The annual Festival represents almost every cultural heritage in the world and welcomed more than 280,000 visitors last year. Since it’s beginning in 1996, it has evolved into one of the biggest occasions on Canberra’s event landscape.
The Greek community is one example of the many cultural displays that the festival boasts. The Greek Glendi has been a significant part of the festival since the very first day, 21 years ago.
Former President of the Greek Community, George Karkazis, says, “The Glendi has changed a lot over the years. It’s grown and grown. Now everybody, from all over the place wants to participate, even visitors from overseas, which is great! It’s very popular.”
Karkazis shared memories of the young Greek children marching in a parade two decades ago, dressed in traditional costumes, laughing as he recalled his own children in the parade.
As a half-Greek kid myself, I reluctantly attended Greek dancing lessons every Monday night. However, when the Glendi came around, it was all worth it, because we finally got to show off everything we’d learnt, spinning around in our delicate traditional skirts with our parents whistling from the audience. The National Multicultural Festival was the event we looked forward to all summer.
After we came off the stage, we’d run to the loukoumades stall to sneak some from Yia Yia so we didn’t have to wait in line. If you’ve ever been the festival you’ve probably noticed the ridiculously long line stretching from the loukoumades stall.

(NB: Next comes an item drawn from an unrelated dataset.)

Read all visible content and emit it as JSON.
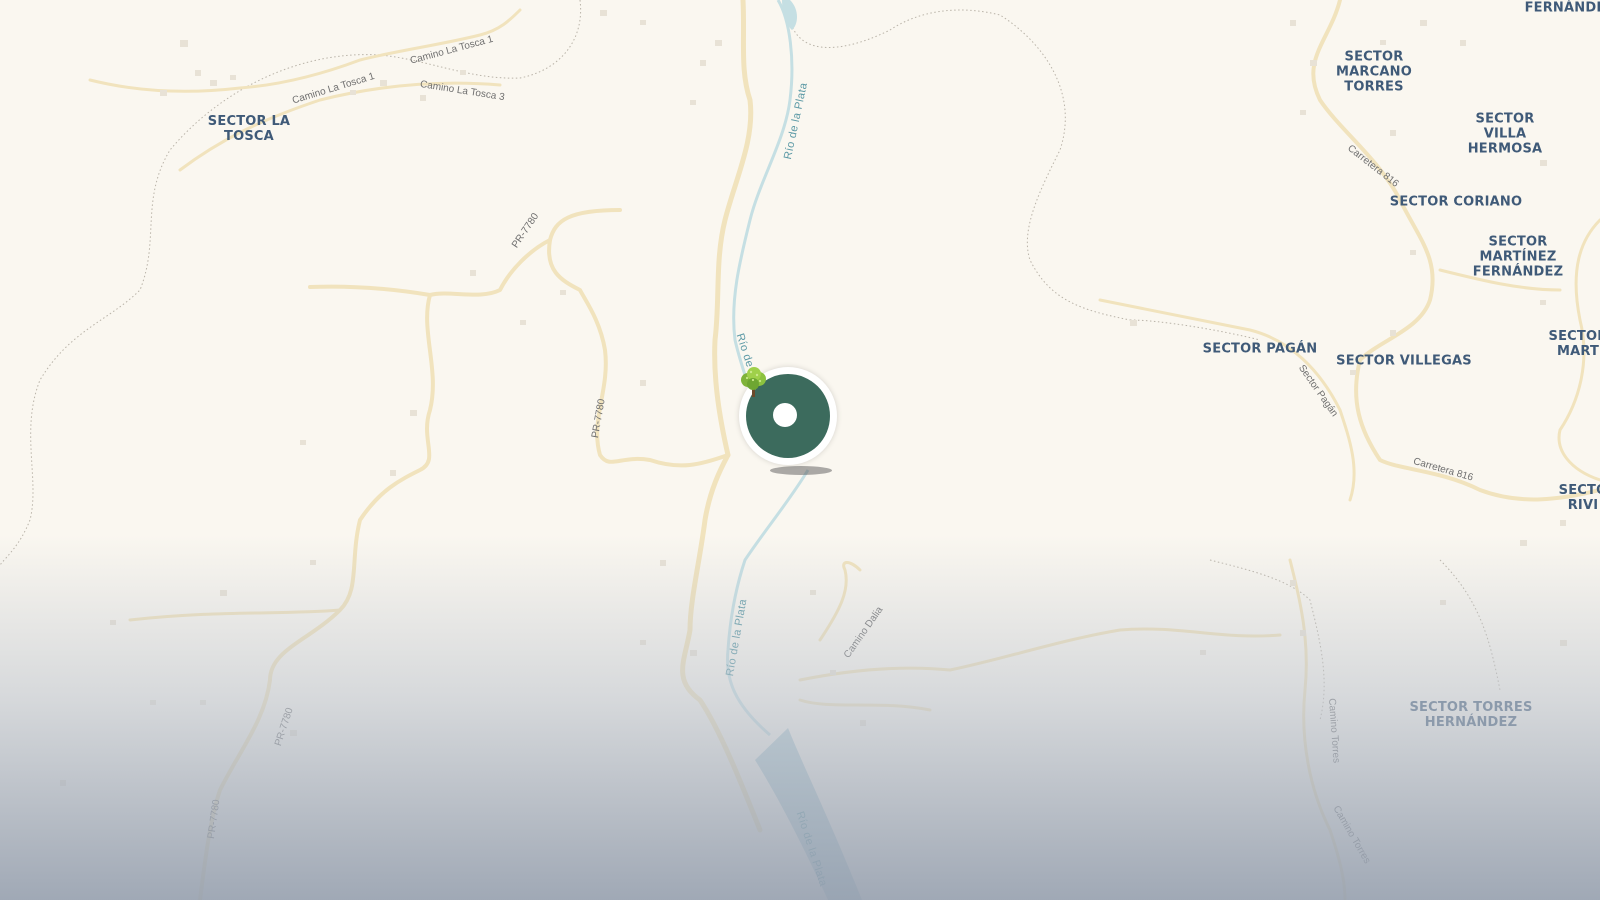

If you don’t know what this weird, long, unpronounceable word is, memorise it now! They’re bite-sized honey puffs (the Greek version of doughnuts), which are deep fried to golden and crispy perfection, soaked in hot honey syrup and sprinkled with cinnamon.
Karkazis explained that Canberrans are much more interested in the Greek culture as the Multicultural Festival has grown.

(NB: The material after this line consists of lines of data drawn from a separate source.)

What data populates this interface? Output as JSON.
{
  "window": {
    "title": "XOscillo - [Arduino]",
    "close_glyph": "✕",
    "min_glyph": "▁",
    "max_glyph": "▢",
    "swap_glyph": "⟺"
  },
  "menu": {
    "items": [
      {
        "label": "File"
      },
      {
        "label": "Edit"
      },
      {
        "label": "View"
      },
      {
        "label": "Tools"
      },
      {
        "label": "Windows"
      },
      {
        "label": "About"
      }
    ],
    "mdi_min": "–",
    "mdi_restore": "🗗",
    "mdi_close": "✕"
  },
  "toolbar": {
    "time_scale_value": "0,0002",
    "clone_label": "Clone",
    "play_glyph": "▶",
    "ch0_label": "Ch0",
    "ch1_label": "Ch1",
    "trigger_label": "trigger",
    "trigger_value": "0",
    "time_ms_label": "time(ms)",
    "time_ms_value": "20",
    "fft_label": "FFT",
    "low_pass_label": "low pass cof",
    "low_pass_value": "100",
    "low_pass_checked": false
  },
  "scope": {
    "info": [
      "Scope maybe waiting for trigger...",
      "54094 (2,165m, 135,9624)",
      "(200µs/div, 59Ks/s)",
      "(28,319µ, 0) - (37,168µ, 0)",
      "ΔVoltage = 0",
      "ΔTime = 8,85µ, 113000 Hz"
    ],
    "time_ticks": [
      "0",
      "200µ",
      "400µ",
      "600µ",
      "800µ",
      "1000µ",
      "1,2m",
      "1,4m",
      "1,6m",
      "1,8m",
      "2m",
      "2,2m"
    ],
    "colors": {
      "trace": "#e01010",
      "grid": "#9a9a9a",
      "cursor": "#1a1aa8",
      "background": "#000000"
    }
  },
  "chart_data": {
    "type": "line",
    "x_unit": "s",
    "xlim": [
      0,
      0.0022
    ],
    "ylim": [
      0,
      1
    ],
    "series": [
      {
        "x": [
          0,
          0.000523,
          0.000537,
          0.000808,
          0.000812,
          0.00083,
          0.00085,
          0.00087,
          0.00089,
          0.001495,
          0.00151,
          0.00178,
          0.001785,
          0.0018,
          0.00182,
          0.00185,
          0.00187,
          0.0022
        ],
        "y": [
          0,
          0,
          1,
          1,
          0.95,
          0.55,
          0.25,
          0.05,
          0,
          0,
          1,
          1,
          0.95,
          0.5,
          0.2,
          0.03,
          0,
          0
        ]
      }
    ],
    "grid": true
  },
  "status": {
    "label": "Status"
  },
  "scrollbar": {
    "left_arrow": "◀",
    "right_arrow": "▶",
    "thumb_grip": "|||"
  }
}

“Visitors love watching the kids perform Greek dancing and eating souvlaki… and the famous loukoumades of course!” he says.
The Glendi is not only a way of promoting Greek culture and involving the wider community, but a way of making us feel proud of what we are part of by sharing it with our friends from other cultures, through dancing, costumes, plate smashing and of course, delicious food!
However, the National Multicultural Festival is about more than just food. It’s an important event that facilitates a connection between different cultures and allows national and international visitors to congregate and enjoy each other’s heritage.
Walking through the city, surrounded by people from all over the world, I feel lucky to have grown up in a country that celebrates multiculturalism the way we do. The festival is a celebration that promotes equality of opportunity, minimising social exclusion and maintaining social cohesion for culturally and linguistically diverse Canberrans.
This year, there will be a free opening concert on Friday night, headlined by iconic Australian singer, Kate Ceberano, who will be supported by many other international performers.
The festival’s mission is to allow all Canberrans and visitors to participate in a celebration of diversity and social inclusion, through food, dancing and other cultural traditions.
So why not try something new this weekend?